Business/Technical Solution Details:
• Migrated custom written programs (interfaces and custom reports) in Lawson. Lawson provides commands (pgmdump and pgmload) that will bundle all pieces of a program into a file so that it can be migrated from one environment to another. After the program definitions are dumped into a file, they are migrated, through FTP, to the new environment, loaded, and then compiled.
• Programs that were cloned from existing programs would need to have any updates to the original code put in place before it was compiled. Cloned programs were moved to the new environment with pgmdump and pgmload. After loaded into the new environment, a program called Beyond Compare was used to analyze the differences between the new base code and the previously modified version. Any changes to base code that were identified were moved to the modified program. After all changes had been identified, the program was compiled and ready for testing.
• Compared any modified base Lawson program to the new release. While maintaining comments and a summary section and using Beyond Compare, identified what custom changes were put in place. After the customizations were placed in the base code, the program was compiled and tested.
• Upgraded the Self Service modules from 9.0 to 9.0.1.4. Identifyied and migrated customizations.

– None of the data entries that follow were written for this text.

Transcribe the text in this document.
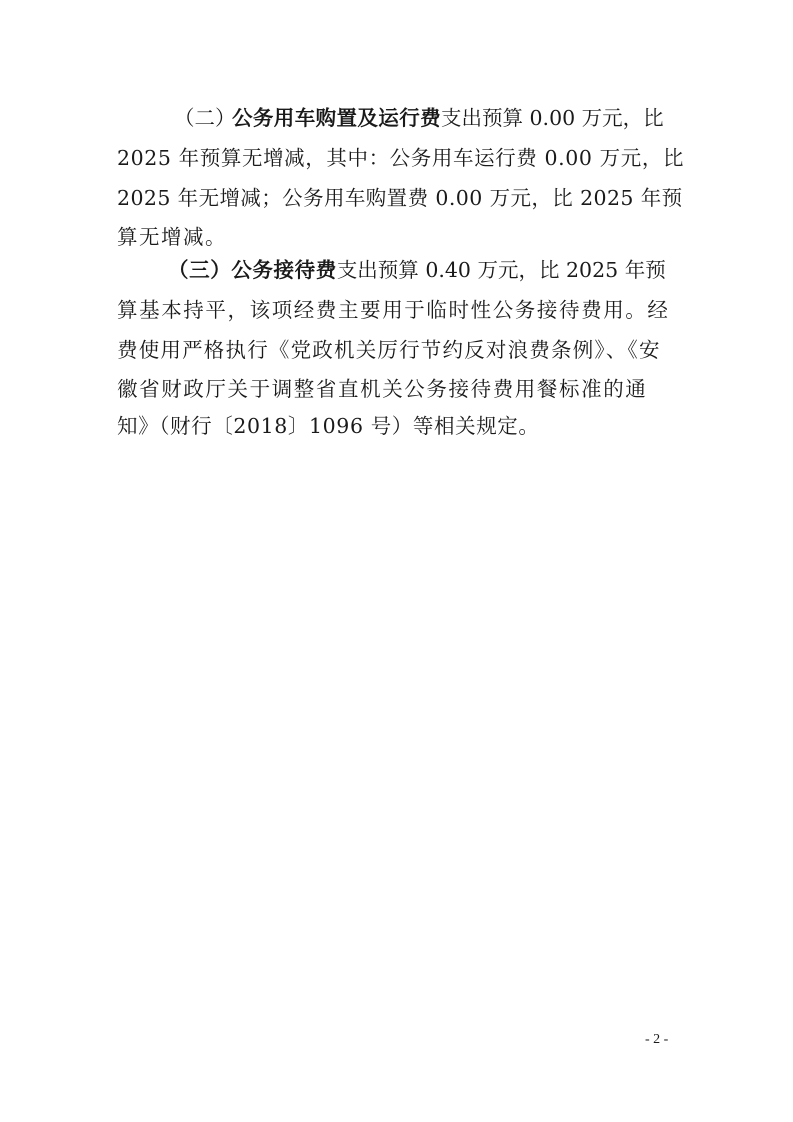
（二）公务用车购置及运行费支出预算 0.00 万元，比
2025 年预算无增减，其中：公务用车运行费 0.00 万元，比
2025 年无增减；公务用车购置费 0.00 万元，比 2025 年预
算无增减。
（三）公务接待费支出预算 0.40 万元，比 2025 年预
算基本持平，该项经费主要用于临时性公务接待费用。经
费使用严格执行《党政机关厉行节约反对浪费条例》、《安
徽省财政厅关于调整省直机关公务接待费用餐标准的通
知》（财行〔2018〕1096 号）等相关规定。
- 2 -
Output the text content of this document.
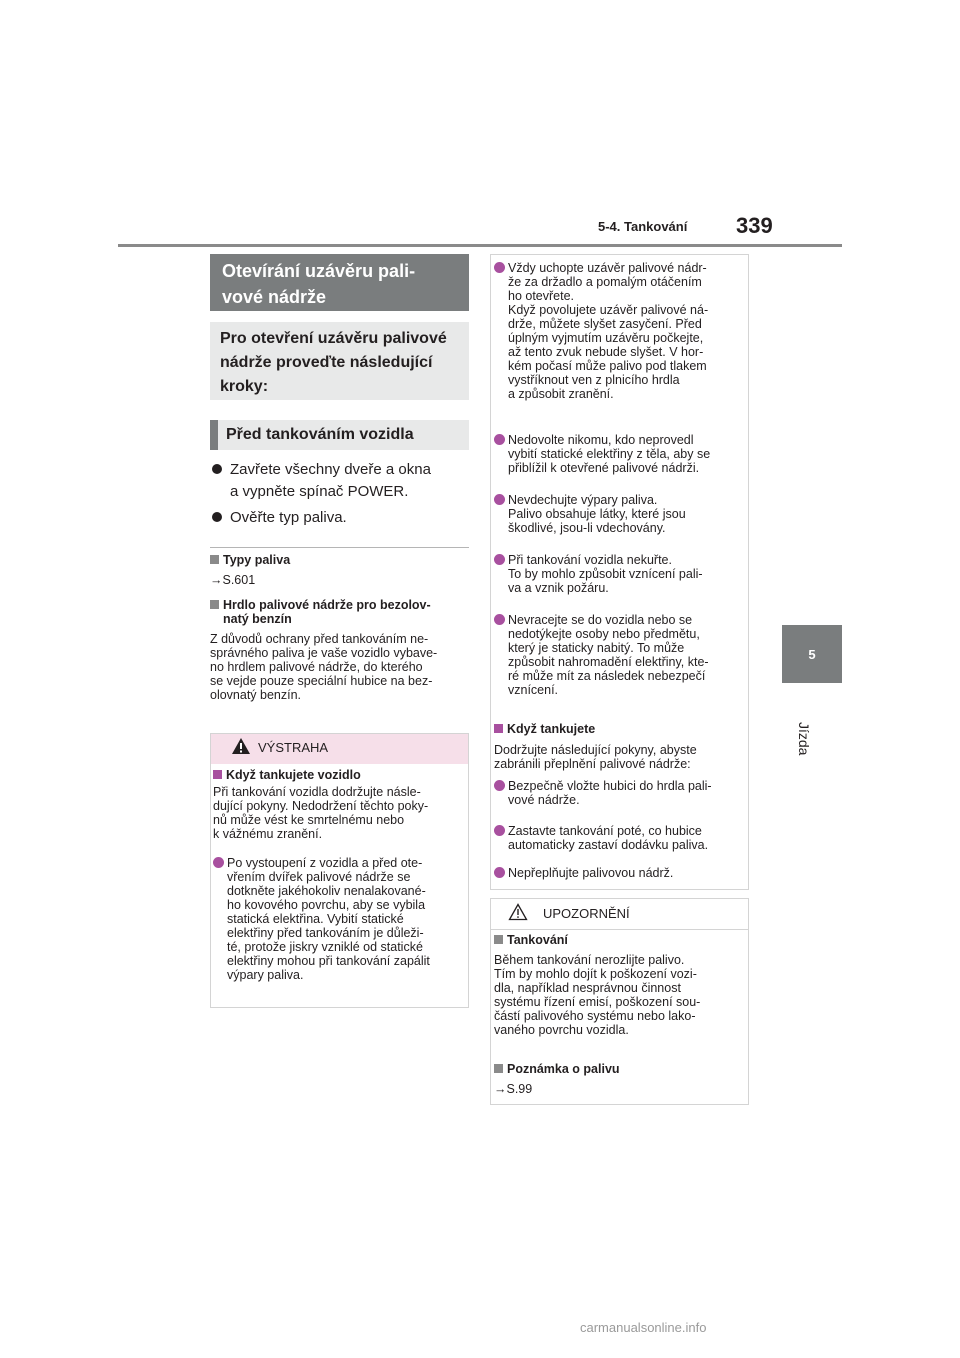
5-4. Tankování 339
5
Jízda
Otevírání uzávěru pali-
vové nádrže
Pro otevření uzávěru palivové
nádrže proveďte následující
kroky:
Před tankováním vozidla
Zavřete všechny dveře a okna
a vypněte spínač POWER.
Ověřte typ paliva.
Typy paliva
→S.601
Hrdlo palivové nádrže pro bezolov-
natý benzín
Z důvodů ochrany před tankováním ne-
správného paliva je vaše vozidlo vybave-
no hrdlem palivové nádrže, do kterého
se vejde pouze speciální hubice na bez-
olovnatý benzín.
VÝSTRAHA
Když tankujete vozidlo
Při tankování vozidla dodržujte násle-
dující pokyny. Nedodržení těchto poky-
nů může vést ke smrtelnému nebo
k vážnému zranění.
Po vystoupení z vozidla a před ote-
vřením dvířek palivové nádrže se
dotkněte jakéhokoliv nenalakované-
ho kovového povrchu, aby se vybila
statická elektřina. Vybití statické
elektřiny před tankováním je důleži-
té, protože jiskry vzniklé od statické
elektřiny mohou při tankování zapálit
výpary paliva.
Vždy uchopte uzávěr palivové nádr-
že za držadlo a pomalým otáčením
ho otevřete.
Když povolujete uzávěr palivové ná-
drže, můžete slyšet zasyčení. Před
úplným vyjmutím uzávěru počkejte,
až tento zvuk nebude slyšet. V hor-
kém počasí může palivo pod tlakem
vystříknout ven z plnicího hrdla
a způsobit zranění.
Nedovolte nikomu, kdo neprovedl
vybití statické elektřiny z těla, aby se
přiblížil k otevřené palivové nádrži.
Nevdechujte výpary paliva.
Palivo obsahuje látky, které jsou
škodlivé, jsou-li vdechovány.
Při tankování vozidla nekuřte.
To by mohlo způsobit vznícení pali-
va a vznik požáru.
Nevracejte se do vozidla nebo se
nedotýkejte osoby nebo předmětu,
který je staticky nabitý. To může
způsobit nahromadění elektřiny, kte-
ré může mít za následek nebezpečí
vznícení.
Když tankujete
Dodržujte následující pokyny, abyste
zabránili přeplnění palivové nádrže:
Bezpečně vložte hubici do hrdla pali-
vové nádrže.
Zastavte tankování poté, co hubice
automaticky zastaví dodávku paliva.
Nepřeplňujte palivovou nádrž.
UPOZORNĚNÍ
Tankování
Během tankování nerozlijte palivo.
Tím by mohlo dojít k poškození vozi-
dla, například nesprávnou činnost
systému řízení emisí, poškození sou-
částí palivového systému nebo lako-
vaného povrchu vozidla.
Poznámka o palivu
→S.99
carmanualsonline.info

• Modified Visual Basic code for a GL Journal entry spreadsheet to write the output Excel file into a shared drive rather than requiring users to FTP the files to a server.  For security considerations, FTP access was restricted to functional users so that the integrity of the systems wasn’t in question.
• Due to the results of the security audit report, created a UNIX shell script that used the ldapsearch command. This command retrieved user roles and identity information from the LDAP server. This information was parsed and reported in a MicroFocus COBOL developed program that would output a different CSV file for each module in Lawson. These reports would be e-mailed to respective managers using a UNIX shell script.
• The security audit requirements also led to the development of an automated report of all the security roles and classes that are used for LSF9 and LAUA security. This program was developed in C#.NET.  The initial program logic would create an FTP session to retrieve all the XML definitions for each program defined in Lawson. By doing this, all of the function codes for each program could be retrieved and translated. This was a big concern for management because if the function codes were not translated, managers may not know what users have access to.  Next, the program queried the LDAP directory to retrieve all the security roles, classes, programs associated with the class, and the function codes that program has access to.  This is where the translations were used. After retrieving all the LDAP information, an Excel file was created that would also be sent to managers so that they could cross reference a users’ role to what that role translated to.  The last section of this program queried the Oracle database to retrieve LAUA security.  As a quirk in Lawson, Oracle only stores what users do not have access to. Therefore, the translated values that were retrieved in the initial program logic were used again to find all the valid values a user had access to.
• Another requirement of the auditors was to monitor all compiles that occurred in production.  This was also done in C#.NET. The contents of the object directory (compile directory in Lawson) were retrieved and any objects that had been modified in the previous 24 hours were outputted to an Access database setup by Change Management.